President Donald Trump signed an executive order Friday overturning several major cybersecurity policies enacted by former Presidents Joe Biden and Barack Obama. According to a fact sheet distributed by the Trump White House, Biden’s Executive Order 14144—signed just days before the conclusion of his presidency—inappropriately introduced what the administration calls “problematic and distracting issues” into federal cybersecurity strategy.
Notably, Biden’s order previously directed government agencies to consider allowing digital forms of identity for accessing public benefit programs. Trump’s administration reversed this measure, arguing such digital identity initiatives posed the risk of enabling unauthorized immigrants to improperly receive public assistance. However, critics such as Mark Montgomery, senior director of the Center on Cyber and Technology Innovation at the Foundation for Defense of Democracies, questioned the wisdom of revoking this program, asserting that the Trump administration was placing concerns over immigration ahead of legitimate cybersecurity advancements.

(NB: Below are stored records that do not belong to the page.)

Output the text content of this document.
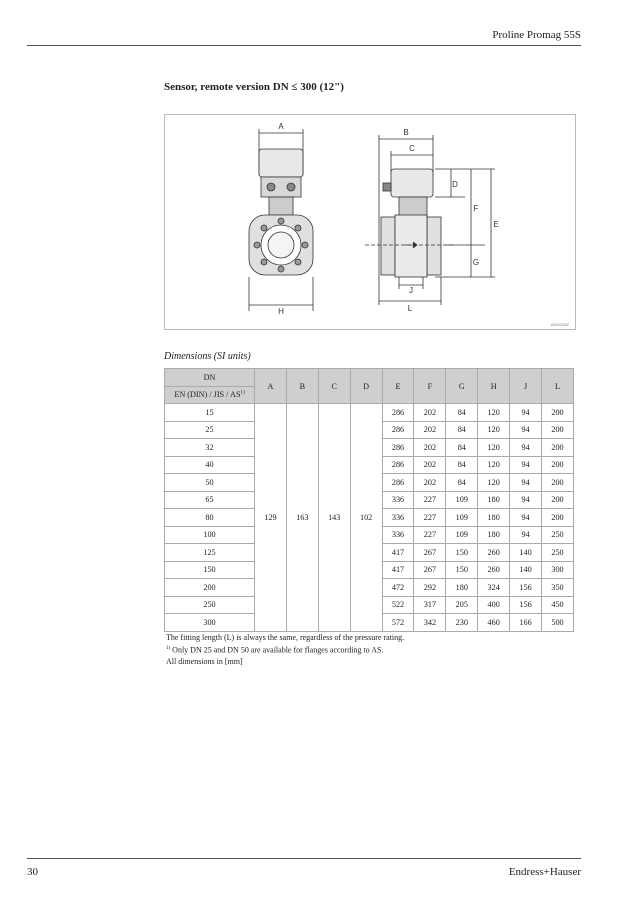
Proline Promag 55S
Sensor, remote version DN ≤ 300 (12")
A
H
B
C
J
L
D
F
G
E
A0012062
Dimensions (SI units)
DN	A	B	C	D	E	F	G	H	J	L
EN (DIN) / JIS / AS$^{1)}$
15	129	163	143	102	286	202	84	120	94	200
25					286	202	84	120	94	200
32					286	202	84	120	94	200
40					286	202	84	120	94	200
50					286	202	84	120	94	200
65					336	227	109	180	94	200
80					336	227	109	180	94	200
100					336	227	109	180	94	250
125					417	267	150	260	140	250
150					417	267	150	260	140	300
200					472	292	180	324	156	350
250					522	317	205	400	156	450
300					572	342	230	460	166	500
The fitting length (L) is always the same, regardless of the pressure rating.
$^{1)}$ Only DN 25 and DN 50 are available for flanges according to AS.
All dimensions in [mm]
30	Endress+Hauser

In addition, Trump’s latest executive order eliminated previously mandated Biden-era requirements involving artificial intelligence. Those now-repealed measures included directives to test AI for safeguarding energy infrastructure, funding federal initiatives exploring artificial intelligence security, and instructing the Pentagon to incorporate AI technologies into its cybersecurity operations. According to the administration, removing these directives represents a shift in focus away from what it characterized as “censorship,” echoing earlier criticisms from some of Trump’s allies in the tech industry regarding alleged misuse of AI to suppress certain perspectives.
Furthermore, the Trump administration dismantled mandates associated with quantum-resistant encryption, removing previous instructions that agencies must implement such encryption standards swiftly. It also scrapped rules obligating federal contractors to verify the security of their software offerings, a process the administration labeled both burdensome and ineffective at genuinely improving cybersecurity.
Significantly, President Trump’s order also significantly curtails a major cybersecurity policy initiated under former President Obama, specifically regarding sanctions for cyberspace attacks directed against the United States. Under the revised order, such sanctions are now exclusively applicable to foreign malicious actors, with the White House asserting this protects against potential misuse targeting domestic political opponents and clarifies that election-related activities will not trigger these sanctions.